Whitelisting DNS requests in a malicious url detection application. Top 500 domain names from Alexa.com are used to create a set of whitelisted domain URLs. The domain field of the incoming TDR tuples is matched.

namespace sample ;
use com.ibm.streamsx.rstm::RstmRegexMatch ;

type testDataType = 
    rstring protocol,
    rstring ip,
    rstring dest_port,
    rstring source_port,
    rstring user_agent,
    rstring host,
    rstring uri;

type testMatchOutputType = 
    rstring protocol,
    rstring ip,
    rstring dest_port,
    rstring source_port,
    rstring user_agent,
    rstring host,
    rstring uri,
    boolean matchFound,
    list<int32> matchIndices,
    list<int32> matchOffsets,
    list<rstring> matchTargets;

composite regexAlexaWhiteList
{
    graph
        (stream<testDataType> httpMetaData) as FSource = FileSource()
        {
            param
            format : csv ;
          file : "testData.csv" ;
        }

    (stream<testMatchOutputType> httpMetaDataOut) as RSTM = RstmRegexMatch(httpMetaData)
        {
            param
            targetString : host ;
          rstmFileName : "alexaWhiteList.rstm.bin" ;
          regexFileName : "alexaWhiteList.pcre" ;
          rstmUpdateCheckInterval : 5.0 ;
            output
            httpMetaDataOut :matchFound = matchFound(), matchIndices = matchIndices(),
            matchTargets = matchTargets(), matchOffsets = matchOffsets() ;
        }

    () as Sink = FileSink(httpMetaDataOut)
        {
            param
            file : "outPutFile.csv" ;
          format : csv ;
        }
}
hildrum commented 9 years ago

+1

leongor commented 9 years ago

+1

ddebrunner commented 9 years ago

ragel is GPL code, though it seems the generated output is not covered by GPL.

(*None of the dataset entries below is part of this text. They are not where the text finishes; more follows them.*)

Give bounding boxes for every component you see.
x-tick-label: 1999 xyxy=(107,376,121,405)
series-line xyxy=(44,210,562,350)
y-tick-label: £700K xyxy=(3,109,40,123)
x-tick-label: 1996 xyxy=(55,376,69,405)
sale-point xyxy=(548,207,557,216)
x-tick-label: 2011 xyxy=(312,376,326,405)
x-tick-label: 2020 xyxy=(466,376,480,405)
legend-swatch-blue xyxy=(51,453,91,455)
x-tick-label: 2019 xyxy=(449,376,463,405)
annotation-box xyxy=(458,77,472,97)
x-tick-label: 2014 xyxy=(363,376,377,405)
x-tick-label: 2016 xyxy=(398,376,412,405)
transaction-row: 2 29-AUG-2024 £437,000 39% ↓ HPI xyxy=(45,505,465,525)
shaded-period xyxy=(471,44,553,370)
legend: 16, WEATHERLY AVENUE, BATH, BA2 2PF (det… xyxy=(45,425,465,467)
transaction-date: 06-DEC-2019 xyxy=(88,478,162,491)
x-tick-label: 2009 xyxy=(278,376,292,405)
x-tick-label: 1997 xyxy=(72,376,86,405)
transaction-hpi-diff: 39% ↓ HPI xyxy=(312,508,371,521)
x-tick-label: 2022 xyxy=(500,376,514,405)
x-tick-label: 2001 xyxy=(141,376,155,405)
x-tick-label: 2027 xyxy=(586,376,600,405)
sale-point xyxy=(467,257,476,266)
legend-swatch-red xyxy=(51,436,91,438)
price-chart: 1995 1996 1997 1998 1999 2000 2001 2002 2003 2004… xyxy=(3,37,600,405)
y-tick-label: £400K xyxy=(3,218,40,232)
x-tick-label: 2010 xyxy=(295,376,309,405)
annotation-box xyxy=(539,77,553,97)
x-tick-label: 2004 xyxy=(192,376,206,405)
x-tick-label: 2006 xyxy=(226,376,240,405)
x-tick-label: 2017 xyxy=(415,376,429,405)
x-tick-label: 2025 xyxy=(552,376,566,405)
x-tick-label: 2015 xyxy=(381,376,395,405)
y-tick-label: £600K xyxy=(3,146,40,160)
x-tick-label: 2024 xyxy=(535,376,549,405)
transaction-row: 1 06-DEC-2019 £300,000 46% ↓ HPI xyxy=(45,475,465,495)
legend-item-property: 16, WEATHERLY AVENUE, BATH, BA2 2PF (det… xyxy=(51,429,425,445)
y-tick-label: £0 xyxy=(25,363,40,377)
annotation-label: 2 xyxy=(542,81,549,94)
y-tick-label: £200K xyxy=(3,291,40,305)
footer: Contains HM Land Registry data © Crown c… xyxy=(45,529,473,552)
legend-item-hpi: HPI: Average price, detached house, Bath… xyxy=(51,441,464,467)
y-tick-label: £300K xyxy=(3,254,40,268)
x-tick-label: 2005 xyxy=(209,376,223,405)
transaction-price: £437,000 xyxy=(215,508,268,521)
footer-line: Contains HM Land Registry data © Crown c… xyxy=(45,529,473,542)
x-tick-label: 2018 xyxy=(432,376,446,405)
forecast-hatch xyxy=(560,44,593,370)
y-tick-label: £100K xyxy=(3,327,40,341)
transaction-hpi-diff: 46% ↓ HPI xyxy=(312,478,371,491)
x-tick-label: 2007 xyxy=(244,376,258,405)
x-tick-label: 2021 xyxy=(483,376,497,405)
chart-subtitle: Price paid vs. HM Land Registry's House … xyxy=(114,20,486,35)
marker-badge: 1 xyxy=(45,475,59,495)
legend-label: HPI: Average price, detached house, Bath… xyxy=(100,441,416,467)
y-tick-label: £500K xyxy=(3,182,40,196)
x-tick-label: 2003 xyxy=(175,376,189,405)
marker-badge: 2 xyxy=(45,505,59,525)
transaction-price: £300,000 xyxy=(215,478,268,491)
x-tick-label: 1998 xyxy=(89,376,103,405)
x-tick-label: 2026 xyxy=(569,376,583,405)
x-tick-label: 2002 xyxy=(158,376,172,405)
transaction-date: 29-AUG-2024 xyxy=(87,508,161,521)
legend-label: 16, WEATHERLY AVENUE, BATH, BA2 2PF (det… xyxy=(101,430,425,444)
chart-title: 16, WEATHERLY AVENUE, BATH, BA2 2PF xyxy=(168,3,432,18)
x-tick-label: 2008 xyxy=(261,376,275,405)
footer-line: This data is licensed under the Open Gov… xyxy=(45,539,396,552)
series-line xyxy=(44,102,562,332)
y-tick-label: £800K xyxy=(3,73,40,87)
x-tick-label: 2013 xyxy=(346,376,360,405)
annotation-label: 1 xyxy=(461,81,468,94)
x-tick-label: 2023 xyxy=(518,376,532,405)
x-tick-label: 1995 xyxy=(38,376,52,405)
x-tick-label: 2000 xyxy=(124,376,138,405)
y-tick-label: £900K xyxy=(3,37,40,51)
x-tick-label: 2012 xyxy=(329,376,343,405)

Will the toolkit include any GPL code or depend on any libraries from ragel?

rzbhatti commented 9 years ago

No toolkit will be using our own code for dynamic loading of the rstm tables and run-time scanning.

ddebrunner commented 9 years ago

It's possible that the compiler script could be seen as GPL. Is there a need for a script to run ragel, can't the user just do that?

rzbhatti commented 9 years ago

The set of target patten is provided by user in a file e.g. user_pattern.set The script does the following things (1) Produces a "pattern.rl" , ragel input file from user_pattern.set (2) run ragel over pattern.rl to produce state transition tables (3) transition tables are packed into a dynamically loadable binary format rstm.bin

The run time loads the rstm.bin and scan the incoming string using our own code.

mikespicer commented 9 years ago

I certainly like the idea of the toolkit but want to confirm that you have appropriate approvals from IBM to release the code and are handling interactions with GPL code appropriately.

rzbhatti commented 9 years ago

Kris suggested me to clarify here that the toolkit has a library that contains the rstm runtime scanner core for which the source will not be provided.

engebret commented 9 years ago

+1

ddebrunner commented 9 years ago

@rzbhatti Can you expand on the comment about toolkit has a library that contains the rstm runtime scanner core for which the source will not be provided

Who produces that library, is it GPL, because if it's GPL the source has to be made available?

chanskw commented 9 years ago

@rzbhatti - the last we discussed, we are checking on the licensing terms to make sure that we can contribute this code.

Can you pls give us an update on what the status is with this proposal and if you still want to move forward?

Thanks!

chanskw commented 8 years ago

@rzbhatti wondering if you have an update here?

Are you still interested in contributing this project?

Thanks

chanskw commented 7 years ago

Closing due to lack of activity. Please reopen if you are still interested. Thanks.